After-hours trading is defined as the exchange of securities outside of an exchange's specified regular trading hours (usually 9:30 AM to 4 PM Eastern). After-hours trading occurs through an electronic communication network (ECN), which is essentially an interface that allows buyers and sellers to match up their buy and sell orders for a security even though the regular exchange through which the security trades is closed for the evening.

While there are many benefits of after-hours trading, one of its drawbacks is that it usually operates with significantly less volume than the traditional exchange-based trading day. It is because of the low volumes typically traded through after-hours trading systems that the after-hours bid and ask prices for specific securities can become widely separated.

This may seem like a difficult concept to understand, but it is actually quite straightforward. Recall that securities are traded through exchanges by creating a match between buyers and sellers. For example, the "quote" for a stock you see is really just the last price at which a trade was successfully completed. Also recall that the "bid" for a security is the buy order with the highest price that has not yet been filled, and the "ask" for a security is the lowest-priced sell order that has not yet been filled.

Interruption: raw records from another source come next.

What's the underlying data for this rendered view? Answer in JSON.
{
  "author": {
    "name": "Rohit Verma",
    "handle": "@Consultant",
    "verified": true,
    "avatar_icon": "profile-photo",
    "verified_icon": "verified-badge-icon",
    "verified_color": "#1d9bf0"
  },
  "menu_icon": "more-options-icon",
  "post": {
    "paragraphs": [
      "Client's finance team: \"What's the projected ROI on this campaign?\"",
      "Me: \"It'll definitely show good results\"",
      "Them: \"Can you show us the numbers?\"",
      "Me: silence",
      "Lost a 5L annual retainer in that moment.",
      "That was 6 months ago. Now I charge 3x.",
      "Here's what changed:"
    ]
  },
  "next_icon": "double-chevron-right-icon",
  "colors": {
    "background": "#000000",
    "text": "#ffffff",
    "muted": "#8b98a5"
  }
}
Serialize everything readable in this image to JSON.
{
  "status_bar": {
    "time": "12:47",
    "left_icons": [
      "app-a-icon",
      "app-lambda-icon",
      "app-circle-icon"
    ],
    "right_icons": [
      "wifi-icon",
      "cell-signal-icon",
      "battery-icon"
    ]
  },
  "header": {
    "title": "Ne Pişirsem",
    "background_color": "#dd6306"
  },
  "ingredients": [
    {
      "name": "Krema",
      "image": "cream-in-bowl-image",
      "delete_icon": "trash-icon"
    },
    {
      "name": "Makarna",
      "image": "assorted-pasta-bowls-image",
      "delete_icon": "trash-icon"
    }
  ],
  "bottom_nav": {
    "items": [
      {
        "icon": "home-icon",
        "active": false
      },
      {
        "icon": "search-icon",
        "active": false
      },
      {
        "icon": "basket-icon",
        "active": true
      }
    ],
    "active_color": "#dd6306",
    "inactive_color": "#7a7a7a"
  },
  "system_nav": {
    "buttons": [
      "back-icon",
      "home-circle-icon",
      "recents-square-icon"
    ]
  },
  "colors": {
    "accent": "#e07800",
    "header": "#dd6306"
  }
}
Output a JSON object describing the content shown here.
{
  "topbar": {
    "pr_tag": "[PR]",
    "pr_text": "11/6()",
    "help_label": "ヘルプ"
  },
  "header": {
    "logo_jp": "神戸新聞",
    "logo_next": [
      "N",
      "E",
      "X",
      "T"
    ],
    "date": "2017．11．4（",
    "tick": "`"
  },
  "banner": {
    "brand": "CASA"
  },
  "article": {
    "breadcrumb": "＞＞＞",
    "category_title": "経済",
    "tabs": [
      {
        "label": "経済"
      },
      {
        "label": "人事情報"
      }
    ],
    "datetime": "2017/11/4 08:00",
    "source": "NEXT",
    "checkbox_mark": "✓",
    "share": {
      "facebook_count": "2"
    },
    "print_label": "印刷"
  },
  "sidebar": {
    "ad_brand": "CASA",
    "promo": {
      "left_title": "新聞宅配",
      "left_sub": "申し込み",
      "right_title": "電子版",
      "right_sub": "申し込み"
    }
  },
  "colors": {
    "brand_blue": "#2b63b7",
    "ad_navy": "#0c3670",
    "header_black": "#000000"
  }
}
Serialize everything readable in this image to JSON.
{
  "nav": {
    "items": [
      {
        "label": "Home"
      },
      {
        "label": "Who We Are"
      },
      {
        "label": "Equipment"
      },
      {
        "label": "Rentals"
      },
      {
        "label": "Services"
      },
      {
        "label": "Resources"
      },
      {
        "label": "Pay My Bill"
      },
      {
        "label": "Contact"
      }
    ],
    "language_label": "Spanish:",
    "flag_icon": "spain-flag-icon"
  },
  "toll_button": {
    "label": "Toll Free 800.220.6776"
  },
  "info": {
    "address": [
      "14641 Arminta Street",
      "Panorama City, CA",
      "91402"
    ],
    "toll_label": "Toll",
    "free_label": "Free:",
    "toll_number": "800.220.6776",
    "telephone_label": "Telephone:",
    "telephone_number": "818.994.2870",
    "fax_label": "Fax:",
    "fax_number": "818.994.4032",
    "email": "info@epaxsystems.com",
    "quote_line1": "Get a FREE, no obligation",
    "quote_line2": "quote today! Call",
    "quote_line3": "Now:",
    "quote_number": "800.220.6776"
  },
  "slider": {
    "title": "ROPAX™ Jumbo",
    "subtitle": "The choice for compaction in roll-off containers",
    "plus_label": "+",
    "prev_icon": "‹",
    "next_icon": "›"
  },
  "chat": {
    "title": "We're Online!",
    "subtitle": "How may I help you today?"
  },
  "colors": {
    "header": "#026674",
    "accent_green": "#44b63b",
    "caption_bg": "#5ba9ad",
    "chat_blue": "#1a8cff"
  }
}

In order to match the hordes of buy and sell orders, exchanges start with the highest bid (buy order) and try to match it up with the lowest ask (sell order). Because there are usually thousands of bid and ask orders in the system during the trading day, chances are usually very good that there will be little difference separating the highest bid order from the lowest ask order. However, once the trading day finishes and after-hours trading commences, there are drastically fewer participants entering bid and ask orders into the system for a security. Because of this lack of order volume, there is a much greater chance that a big dollar value difference will exist between the quoted bid and ask values for a particular security.

If a stock has a wide difference between its after-hours bid and ask prices, this usually means there is little (if any) after-hours trading going on, and usually does not imply there has been a big change in the security's market value.